This application takes a partial prokaryotic virus sequence and predicts the host. It utilizes the fact that foreign DNA molecules such as phage genomes, plasmid and mobile genetic elements, can be included as spacers in CRISPR arrays in bacteria and archaea. Therefore, spacers in CRISPR-arrays provide an indication of what hosts have defended against the virus, or a similar virus. FASTA-formatted BLAST databases of CRISPR spacers from bacteria and archaea (predicted by CRISPRDetect 2.4) were built. In the database, each spacer sequence was linked to the genomic and taxonomic information of source organisms in the headers. When DNA sequences are provided as queries by the user, BLASTN will be used to find any spacer targets in each sequence, and the genomic and taxonomical information of their owners can be obtained.

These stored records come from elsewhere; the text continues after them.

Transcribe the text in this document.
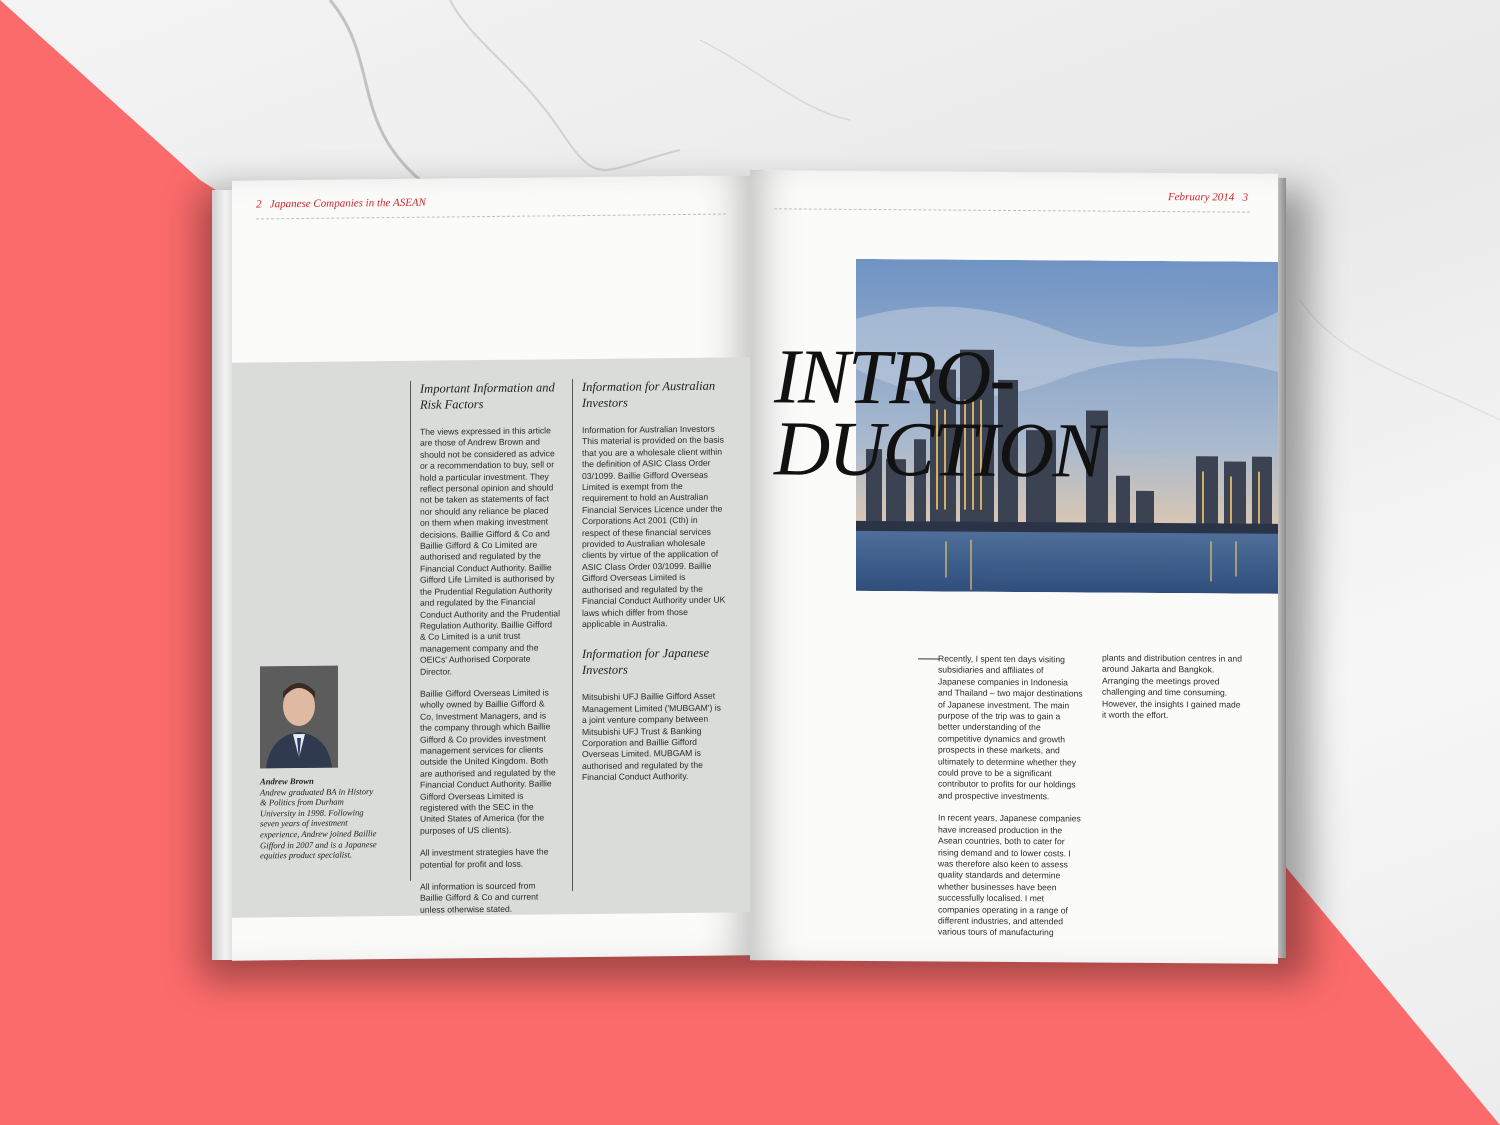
2 Japanese Companies in the ASEAN
Important Information and Risk Factors

The views expressed in this article are those of Andrew Brown and should not be considered as advice or a recommendation to buy, sell or hold a particular investment. They reflect personal opinion and should not be taken as statements of fact nor should any reliance be placed on them when making investment decisions. Baillie Gifford & Co and Baillie Gifford & Co Limited are authorised and regulated by the Financial Conduct Authority. Baillie Gifford Life Limited is authorised by the Prudential Regulation Authority and regulated by the Financial Conduct Authority and the Prudential Regulation Authority. Baillie Gifford & Co Limited is a unit trust management company and the OEICs' Authorised Corporate Director.

Baillie Gifford Overseas Limited is wholly owned by Baillie Gifford & Co, Investment Managers, and is the company through which Baillie Gifford & Co provides investment management services for clients outside the United Kingdom. Both are authorised and regulated by the Financial Conduct Authority. Baillie Gifford Overseas Limited is registered with the SEC in the United States of America (for the purposes of US clients).

All investment strategies have the potential for profit and loss.

All information is sourced from Baillie Gifford & Co and current unless otherwise stated.

Information for Australian Investors

Information for Australian Investors This material is provided on the basis that you are a wholesale client within the definition of ASIC Class Order 03/1099. Baillie Gifford Overseas Limited is exempt from the requirement to hold an Australian Financial Services Licence under the Corporations Act 2001 (Cth) in respect of these financial services provided to Australian wholesale clients by virtue of the application of ASIC Class Order 03/1099. Baillie Gifford Overseas Limited is authorised and regulated by the Financial Conduct Authority under UK laws which differ from those applicable in Australia.

Information for Japanese Investors

Mitsubishi UFJ Baillie Gifford Asset Management Limited ('MUBGAM') is a joint venture company between Mitsubishi UFJ Trust & Banking Corporation and Baillie Gifford Overseas Limited. MUBGAM is authorised and regulated by the Financial Conduct Authority.

Andrew Brown
Andrew graduated BA in History & Politics from Durham University in 1998. Following seven years of investment experience, Andrew joined Baillie Gifford in 2007 and is a Japanese equities product specialist.
February 2014 3
INTRO-
DUCTION

Recently, I spent ten days visiting subsidiaries and affiliates of Japanese companies in Indonesia and Thailand – two major destinations of Japanese investment. The main purpose of the trip was to gain a better understanding of the competitive dynamics and growth prospects in these markets, and ultimately to determine whether they could prove to be a significant contributor to profits for our holdings and prospective investments.

In recent years, Japanese companies have increased production in the Asean countries, both to cater for rising demand and to lower costs. I was therefore also keen to assess quality standards and determine whether businesses have been successfully localised. I met companies operating in a range of different industries, and attended various tours of manufacturing

plants and distribution centres in and around Jakarta and Bangkok. Arranging the meetings proved challenging and time consuming. However, the insights I gained made it worth the effort.
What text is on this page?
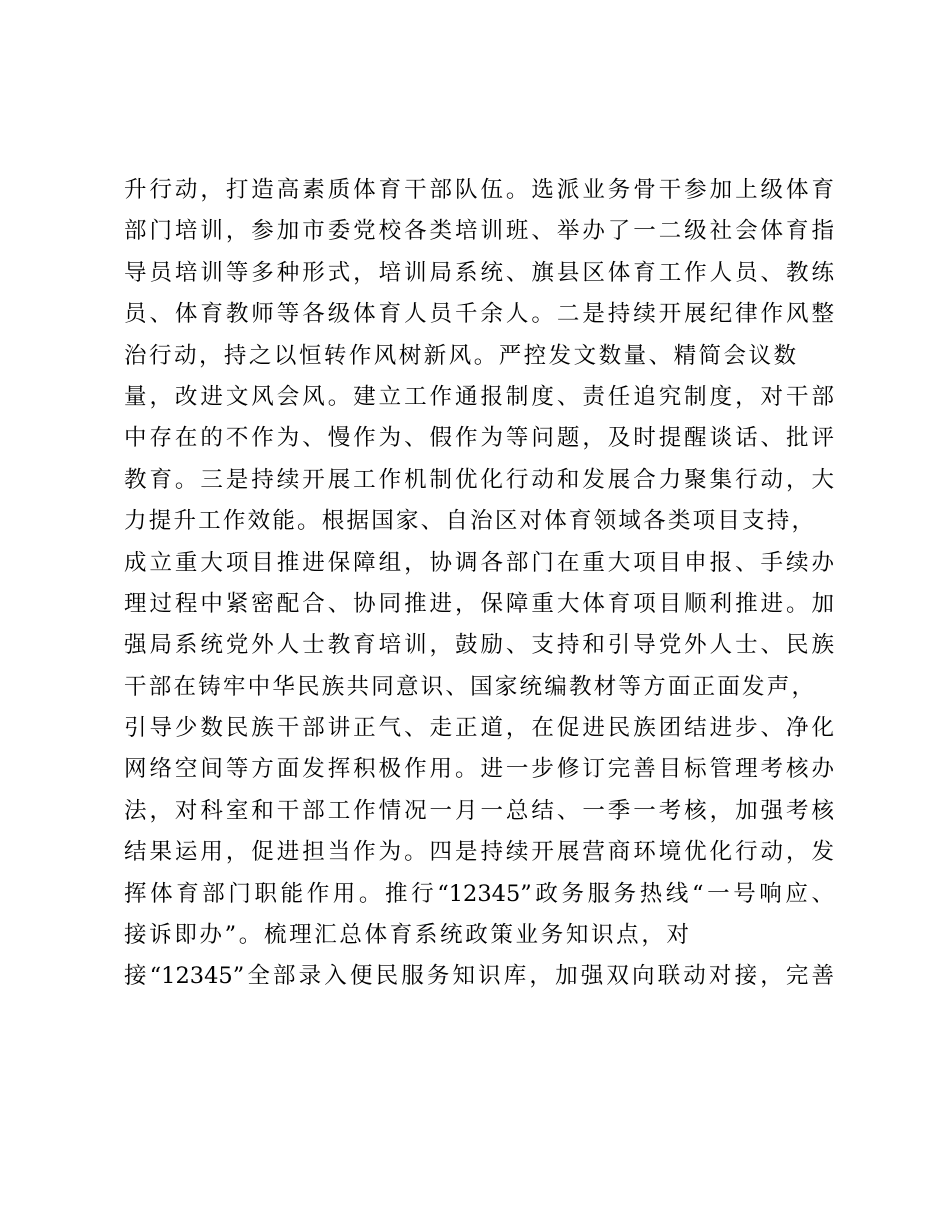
升行动，打造高素质体育干部队伍。选派业务骨干参加上级体育
部门培训，参加市委党校各类培训班、举办了一二级社会体育指
导员培训等多种形式，培训局系统、旗县区体育工作人员、教练
员、体育教师等各级体育人员千余人。二是持续开展纪律作风整
治行动，持之以恒转作风树新风。严控发文数量、精简会议数
量，改进文风会风。建立工作通报制度、责任追究制度，对干部
中存在的不作为、慢作为、假作为等问题，及时提醒谈话、批评
教育。三是持续开展工作机制优化行动和发展合力聚集行动，大
力提升工作效能。根据国家、自治区对体育领域各类项目支持，
成立重大项目推进保障组，协调各部门在重大项目申报、手续办
理过程中紧密配合、协同推进，保障重大体育项目顺利推进。加
强局系统党外人士教育培训，鼓励、支持和引导党外人士、民族
干部在铸牢中华民族共同意识、国家统编教材等方面正面发声，
引导少数民族干部讲正气、走正道，在促进民族团结进步、净化
网络空间等方面发挥积极作用。进一步修订完善目标管理考核办
法，对科室和干部工作情况一月一总结、一季一考核，加强考核
结果运用，促进担当作为。四是持续开展营商环境优化行动，发
挥体育部门职能作用。推行“12345”政务服务热线“一号响应、
接诉即办”。梳理汇总体育系统政策业务知识点，对
接“12345”全部录入便民服务知识库，加强双向联动对接，完善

Validation data, and R scripts used for PPV calculations and testing statistics are in this GitHub repo: http://github.com/davidchyou/CRISPRHost_data_analysis. By considering spacer matches with an e-value no higher than 1e-8 and at least 95% of all nucleotides in spacer-target hybrids to be matched, the PPV calculations (by exact name-matching) are the following.
| PPV-Order | PPV-Family | PPV-Genus | |
|---|---|---|---|
| Bacteria | 0.97 | 0.96 | 0.92 |
| Archaea | 0.98 | 0.98 | 0.7 |
A web version is available through a Galaxy interface here: http://crispr.otago.ac.nz:8080 (under "Virus: Classification").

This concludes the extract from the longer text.